Insertion of the Schrödinger equation into the uncertainty relation gives \[\Delta H\, \Delta Q \geq \frac{\hbar}{2} \left| \frac{{\rm d}\langle \hat{Q}\rangle}{{\rm d}t} \right|\,.\] Then inserting the definition of \(\Delta t\) and rearranging factors produces the \(E-t\) uncertainty relation.
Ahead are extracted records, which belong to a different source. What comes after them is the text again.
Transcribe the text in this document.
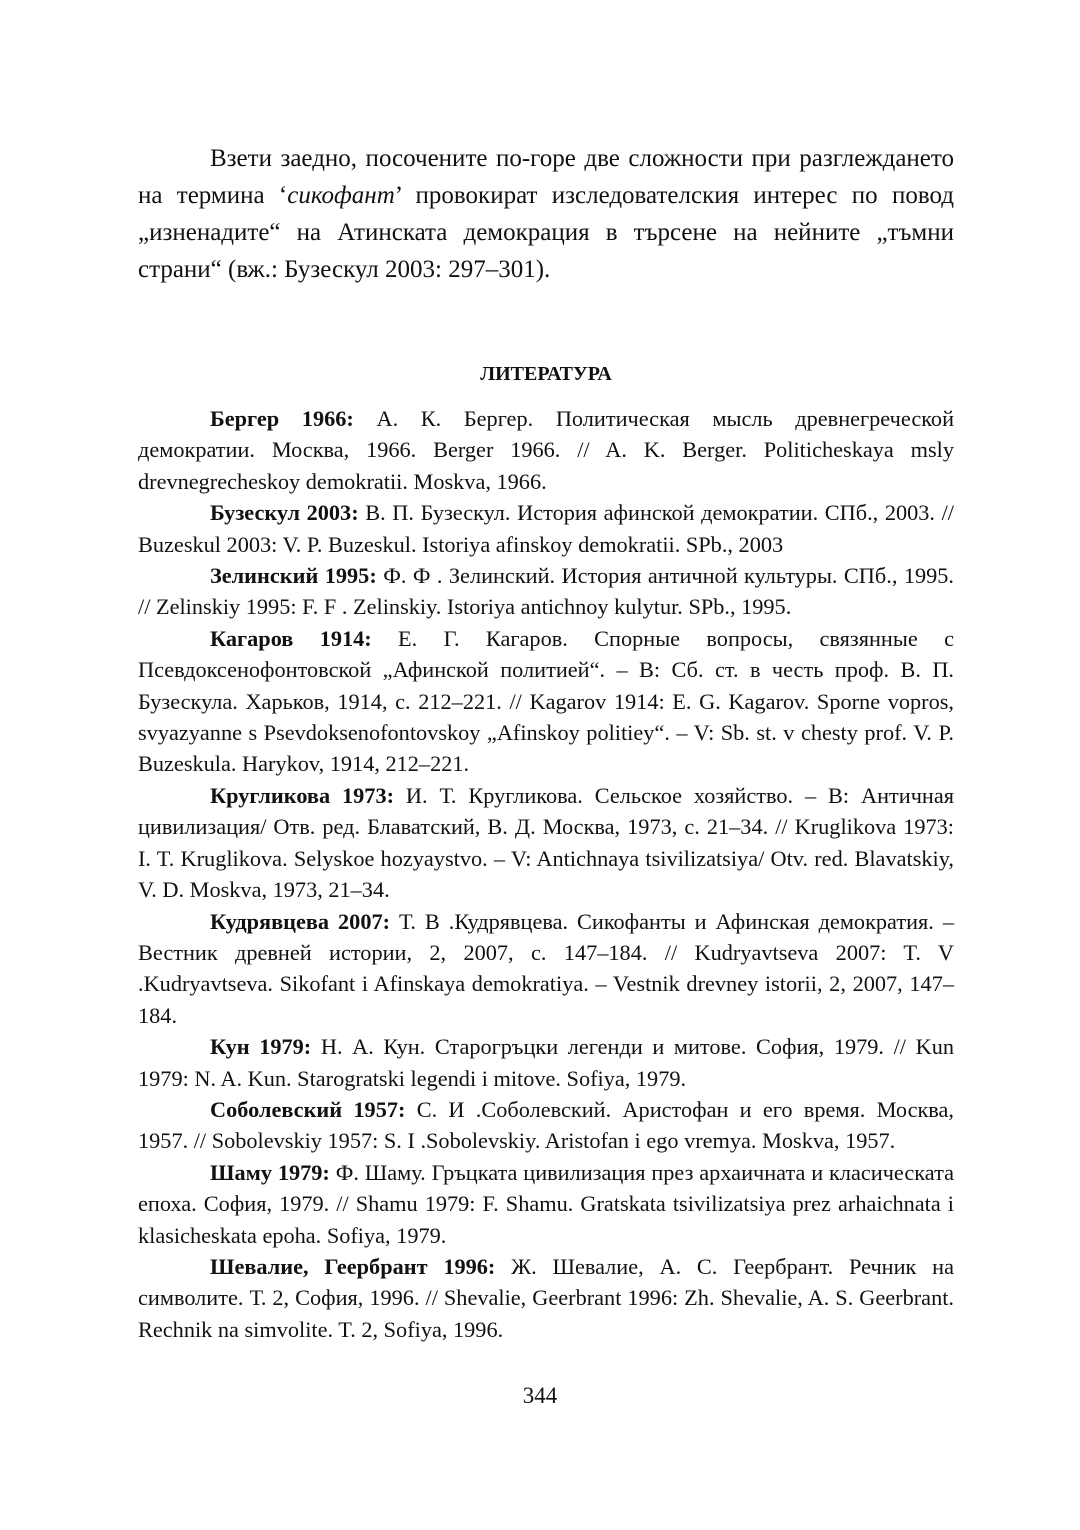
Взети заедно, посочените по-горе две сложности при разглеждането на термина ‘сикофант’ провокират изследователския интерес по повод „изненадите“ на Атинската демокрация в търсене на нейните „тъмни страни“ (вж.: Бузескул 2003: 297–301).

ЛИТЕРАТУРА

Бергер 1966: А. К. Бергер. Политическая мысль древнегреческой демократии. Москва, 1966. Berger 1966. // A. K. Berger. Politicheskaya msly drevnegrecheskoy demokratii. Moskva, 1966.

Бузескул 2003: В. П. Бузескул. История афинской демократии. СПб., 2003. // Buzeskul 2003: V. P. Buzeskul. Istoriya afinskoy demokratii. SPb., 2003

Зелинский 1995: Ф. Ф . Зелинский. История античной культуры. СПб., 1995. // Zelinskiy 1995: F. F . Zelinskiy. Istoriya antichnoy kulytur. SPb., 1995.

Кагаров 1914: Е. Г. Кагаров. Спорные вопросы, связянные с Псевдоксенофонтовской „Афинской политией“. – В: Сб. ст. в честь проф. В. П. Бузескула. Харьков, 1914, с. 212–221. // Kagarov 1914: E. G. Kagarov. Sporne vopros, svyazyanne s Psevdoksenofontovskoy „Afinskoy politiey“. – V: Sb. st. v chesty prof. V. P. Buzeskula. Harykov, 1914, 212–221.

Кругликова 1973: И. Т. Кругликова. Сельское хозяйство. – В: Античная цивилизация/ Отв. ред. Блаватский, В. Д. Москва, 1973, с. 21–34. // Kruglikova 1973: I. T. Kruglikova. Selyskoe hozyaystvo. – V: Antichnaya tsivilizatsiya/ Otv. red. Blavatskiy, V. D. Moskva, 1973, 21–34.

Кудрявцева 2007: Т. В .Кудрявцева. Сикофанты и Афинская демократия. – Вестник древней истории, 2, 2007, с. 147–184. // Kudryavtseva 2007: T. V .Kudryavtseva. Sikofant i Afinskaya demokratiya. – Vestnik drevney istorii, 2, 2007, 147–184.

Кун 1979: Н. А. Кун. Старогръцки легенди и митове. София, 1979. // Kun 1979: N. A. Kun. Starogratski legendi i mitove. Sofiya, 1979.

Соболевский 1957: С. И .Соболевский. Аристофан и его время. Москва, 1957. // Sobolevskiy 1957: S. I .Sobolevskiy. Aristofan i ego vremya. Moskva, 1957.

Шаму 1979: Ф. Шаму. Гръцката цивилизация през архаичната и класическата епоха. София, 1979. // Shamu 1979: F. Shamu. Gratskata tsivilizatsiya prez arhaichnata i klasicheskata epoha. Sofiya, 1979.

Шевалие, Геербрант 1996: Ж. Шевалие, А. С. Геербрант. Речник на символите. Т. 2, София, 1996. // Shevalie, Geerbrant 1996: Zh. Shevalie, A. S. Geerbrant. Rechnik na simvolite. T. 2, Sofiya, 1996.

344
The symbol \(\Delta t\) is the time it takes the expectation value of the (arbitrary) operator \(\hat{Q}\) to change by one standard deviation.
The uncertainty relation expresses the fact that if all observables change rapidly (\(\Delta t\) small), then the uncertainty in the energy must be large, and if all observables change slowly, the uncertainty in the energy is small.
See Griffiths for more detail and discussion.